My first experience with hyperdrama on the Internet was in 1996 when I wrote a one-act hyperdrama for Andres Espejo and his theater group Prisma in Santiago, Chile. I’d met Andres after he sent me an email, asking for permission to translate one of my earlier hyperdramas into Spanish. As we exchanged ideas, we decided it would be better to collaborate on a new, short hyperdrama specifically written for his theater company.

Through the summer we met weekly in a chat room as I developed the story with Andres and Prisma. Espejo knew English well. When I finished the script, called The Last Song of Violeta Parra, he translated it into Spanish. Both versions were put on the Internet, where they remain today and often get accessed.

In the meantime, I had been working on my most ambitious hyperdrama project yet, the one I hoped would bring respect to the form. I decided to write a hyerdrama version of Chekhov’s The Seagull. To own the full rights, I first drew on my Russian background to translate the play, which took me several years. Then I began the very long process of writing all the new scenes for Chekhov’s actors when they were “off stage,” which is to say, off somewhere else in the estate when not on “Chekhov’s stage.”
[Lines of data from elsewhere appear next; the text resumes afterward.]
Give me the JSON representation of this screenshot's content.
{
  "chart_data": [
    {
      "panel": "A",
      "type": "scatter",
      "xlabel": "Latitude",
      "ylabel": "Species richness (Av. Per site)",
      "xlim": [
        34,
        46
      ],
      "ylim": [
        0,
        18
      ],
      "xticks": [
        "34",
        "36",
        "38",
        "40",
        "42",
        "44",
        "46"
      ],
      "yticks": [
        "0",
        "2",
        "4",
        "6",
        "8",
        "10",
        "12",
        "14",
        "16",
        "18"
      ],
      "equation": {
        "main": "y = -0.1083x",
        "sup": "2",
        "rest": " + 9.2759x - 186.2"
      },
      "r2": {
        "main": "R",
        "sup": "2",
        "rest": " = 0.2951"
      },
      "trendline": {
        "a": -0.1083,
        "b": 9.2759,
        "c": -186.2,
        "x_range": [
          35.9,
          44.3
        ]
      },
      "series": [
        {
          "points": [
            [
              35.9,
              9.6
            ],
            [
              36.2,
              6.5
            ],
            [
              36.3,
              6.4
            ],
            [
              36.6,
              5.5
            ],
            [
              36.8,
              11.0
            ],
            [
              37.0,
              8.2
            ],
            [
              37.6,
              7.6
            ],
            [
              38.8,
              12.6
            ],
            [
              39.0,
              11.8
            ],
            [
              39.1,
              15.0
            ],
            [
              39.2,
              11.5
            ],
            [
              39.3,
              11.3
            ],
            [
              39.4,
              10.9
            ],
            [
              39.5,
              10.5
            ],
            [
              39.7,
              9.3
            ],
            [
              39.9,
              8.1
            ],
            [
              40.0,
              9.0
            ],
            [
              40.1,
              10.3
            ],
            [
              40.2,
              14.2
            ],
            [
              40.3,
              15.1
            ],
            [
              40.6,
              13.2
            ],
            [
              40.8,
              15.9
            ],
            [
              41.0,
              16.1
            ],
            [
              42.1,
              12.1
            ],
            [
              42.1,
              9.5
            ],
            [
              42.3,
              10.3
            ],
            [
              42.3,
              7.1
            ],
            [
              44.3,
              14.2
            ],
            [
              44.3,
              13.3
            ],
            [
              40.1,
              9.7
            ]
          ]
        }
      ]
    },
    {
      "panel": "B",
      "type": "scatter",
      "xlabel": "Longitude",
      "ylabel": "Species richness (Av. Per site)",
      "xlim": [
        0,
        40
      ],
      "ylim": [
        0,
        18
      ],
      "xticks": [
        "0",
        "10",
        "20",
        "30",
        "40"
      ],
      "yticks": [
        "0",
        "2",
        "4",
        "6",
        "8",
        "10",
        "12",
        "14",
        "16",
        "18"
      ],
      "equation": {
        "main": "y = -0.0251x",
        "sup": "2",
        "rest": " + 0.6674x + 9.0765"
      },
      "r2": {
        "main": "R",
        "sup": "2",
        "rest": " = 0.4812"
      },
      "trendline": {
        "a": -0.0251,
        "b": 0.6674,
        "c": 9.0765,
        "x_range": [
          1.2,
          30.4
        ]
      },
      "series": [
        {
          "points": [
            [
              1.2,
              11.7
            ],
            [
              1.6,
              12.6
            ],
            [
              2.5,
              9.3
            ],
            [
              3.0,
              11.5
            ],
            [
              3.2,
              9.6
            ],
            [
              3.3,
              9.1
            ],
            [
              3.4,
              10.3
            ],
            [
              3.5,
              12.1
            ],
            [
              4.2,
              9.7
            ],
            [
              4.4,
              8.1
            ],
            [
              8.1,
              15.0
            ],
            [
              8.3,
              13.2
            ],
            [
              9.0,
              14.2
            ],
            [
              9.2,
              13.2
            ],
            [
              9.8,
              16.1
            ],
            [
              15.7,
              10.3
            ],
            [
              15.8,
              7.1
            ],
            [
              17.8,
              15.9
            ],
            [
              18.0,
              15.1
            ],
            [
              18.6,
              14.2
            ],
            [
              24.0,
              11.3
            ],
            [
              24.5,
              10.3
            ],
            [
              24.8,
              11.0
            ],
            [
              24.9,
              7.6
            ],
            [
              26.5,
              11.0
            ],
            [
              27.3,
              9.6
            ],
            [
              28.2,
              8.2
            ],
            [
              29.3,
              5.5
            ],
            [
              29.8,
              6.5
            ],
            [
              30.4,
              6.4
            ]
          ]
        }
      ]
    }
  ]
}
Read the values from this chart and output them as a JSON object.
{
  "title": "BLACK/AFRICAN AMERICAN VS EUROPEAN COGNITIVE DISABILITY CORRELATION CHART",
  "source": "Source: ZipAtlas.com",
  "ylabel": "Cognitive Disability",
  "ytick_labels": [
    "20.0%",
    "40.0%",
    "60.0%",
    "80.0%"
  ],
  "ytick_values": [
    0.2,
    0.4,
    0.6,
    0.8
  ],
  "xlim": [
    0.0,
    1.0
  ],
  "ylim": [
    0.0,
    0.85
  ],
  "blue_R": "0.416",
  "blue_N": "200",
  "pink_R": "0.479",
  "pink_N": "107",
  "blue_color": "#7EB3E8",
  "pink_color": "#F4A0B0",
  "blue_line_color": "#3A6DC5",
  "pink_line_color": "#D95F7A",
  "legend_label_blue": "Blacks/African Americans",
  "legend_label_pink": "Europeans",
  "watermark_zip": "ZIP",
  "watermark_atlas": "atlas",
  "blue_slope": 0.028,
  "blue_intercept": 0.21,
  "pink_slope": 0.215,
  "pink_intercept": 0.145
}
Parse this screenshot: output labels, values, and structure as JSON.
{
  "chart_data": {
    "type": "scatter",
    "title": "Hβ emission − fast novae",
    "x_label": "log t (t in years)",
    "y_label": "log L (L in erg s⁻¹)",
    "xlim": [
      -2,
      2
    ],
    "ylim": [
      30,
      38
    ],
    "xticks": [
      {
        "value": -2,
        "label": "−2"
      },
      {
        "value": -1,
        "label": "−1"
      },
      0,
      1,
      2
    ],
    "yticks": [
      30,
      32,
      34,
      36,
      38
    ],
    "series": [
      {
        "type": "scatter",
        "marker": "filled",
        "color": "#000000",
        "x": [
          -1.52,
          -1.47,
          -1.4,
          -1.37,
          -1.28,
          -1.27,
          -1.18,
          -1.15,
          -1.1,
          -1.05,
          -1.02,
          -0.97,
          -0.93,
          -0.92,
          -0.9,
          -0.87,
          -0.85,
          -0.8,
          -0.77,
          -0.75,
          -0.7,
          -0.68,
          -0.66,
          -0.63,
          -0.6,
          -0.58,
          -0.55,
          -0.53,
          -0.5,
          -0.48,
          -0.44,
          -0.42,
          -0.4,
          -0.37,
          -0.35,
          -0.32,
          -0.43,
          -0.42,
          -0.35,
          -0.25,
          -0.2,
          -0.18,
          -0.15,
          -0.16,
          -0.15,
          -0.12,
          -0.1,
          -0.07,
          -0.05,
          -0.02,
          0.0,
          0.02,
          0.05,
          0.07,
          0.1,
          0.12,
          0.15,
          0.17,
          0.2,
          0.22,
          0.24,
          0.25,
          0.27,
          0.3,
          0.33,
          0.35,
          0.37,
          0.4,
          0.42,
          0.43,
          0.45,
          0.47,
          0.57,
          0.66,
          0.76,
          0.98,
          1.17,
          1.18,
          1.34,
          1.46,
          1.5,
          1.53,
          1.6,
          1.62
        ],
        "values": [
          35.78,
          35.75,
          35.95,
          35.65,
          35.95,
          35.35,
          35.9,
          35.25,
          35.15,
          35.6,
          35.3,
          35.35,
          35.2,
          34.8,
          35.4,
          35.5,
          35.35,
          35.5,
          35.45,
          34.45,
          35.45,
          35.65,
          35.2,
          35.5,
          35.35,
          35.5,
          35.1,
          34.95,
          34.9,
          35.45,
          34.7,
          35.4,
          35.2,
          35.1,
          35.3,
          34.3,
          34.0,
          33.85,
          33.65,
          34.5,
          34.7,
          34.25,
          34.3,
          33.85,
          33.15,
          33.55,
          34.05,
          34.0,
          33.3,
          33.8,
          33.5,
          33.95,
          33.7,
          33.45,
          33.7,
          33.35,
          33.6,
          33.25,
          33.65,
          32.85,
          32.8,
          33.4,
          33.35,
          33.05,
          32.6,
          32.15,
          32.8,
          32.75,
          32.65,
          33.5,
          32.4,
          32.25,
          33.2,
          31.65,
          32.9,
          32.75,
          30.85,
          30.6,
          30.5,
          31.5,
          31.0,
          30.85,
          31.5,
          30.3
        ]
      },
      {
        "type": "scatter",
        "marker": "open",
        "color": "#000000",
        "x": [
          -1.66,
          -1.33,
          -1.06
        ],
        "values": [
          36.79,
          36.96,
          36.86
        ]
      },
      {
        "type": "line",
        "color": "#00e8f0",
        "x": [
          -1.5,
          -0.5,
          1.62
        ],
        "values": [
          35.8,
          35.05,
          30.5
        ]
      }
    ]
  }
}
I finished The Seagull Hyperdrama in summer, 2002, and put it online immediately. From start to finish, the project had taken me ten years.

Did I bring respect to the new theater form? I have no idea. Will I write another hyperdrama? I doubt it. I’m not sure I have the energy.

But from the moment Steve Smith commissioned my first hyperdrama, I became fascinated by, perhaps even addicted to, this layered, complex way of telling a story in live performance. Through most of the 1990s, this was the primary focus of my writing energy. I wouldn’t have missed the ride for anything in the world.

In retrospect, perhaps my fondest hyperdrama experience was not on the Internet at all but in the classroom. In the late 1980s I was a writer-in-residence at the prestigious private school Catlin Gabel in Portland, where I guided eight seniors through the process of conceiving, writing, and performing their own one-hour hyperdrama. These kids were brilliant. The form did not intimidate them at all. On the contrary, hyperdrama brought out their best writing, and they collaboratively created a layered play full of wit, surprises, intelligence and fun.

Their central story concerned a new headmaster at the school who was determined to make French the official language at Catlin Gabel. A group of students work to make sure this doesn’t happen. Within the play a short film was shown, which they wrote and shot themselves, a hilarious spoof on the school’s own recruiting film.

Catlin Gabel encourages individual, even eccentric, behavior, and one girl was so independent she chose not to participate in the collaboration of the script. Finally we found a way in which she agreed to participate. She was a poet, and we let her wander randomly through the action, reciting her poetry, costumed in a white sheet and looking very ethereal, representing the Spirit of Catlin Gabel.

The short hyperdrama was a great success with their classmates, although perhaps some of the parents were a little bewildered by the performance. When I saw the enthusiasm of the students in putting together the piece, and in their classmates in watching it, I knew that hyperdrama had a future.

This future may still belong to the Internet, given the fact that hyperdrama is so difficult to produce live. Or the Internet may be the holding cell where the new form can grow and win converts. I’ve never believed hyperdrama was just a fad. I still don’t.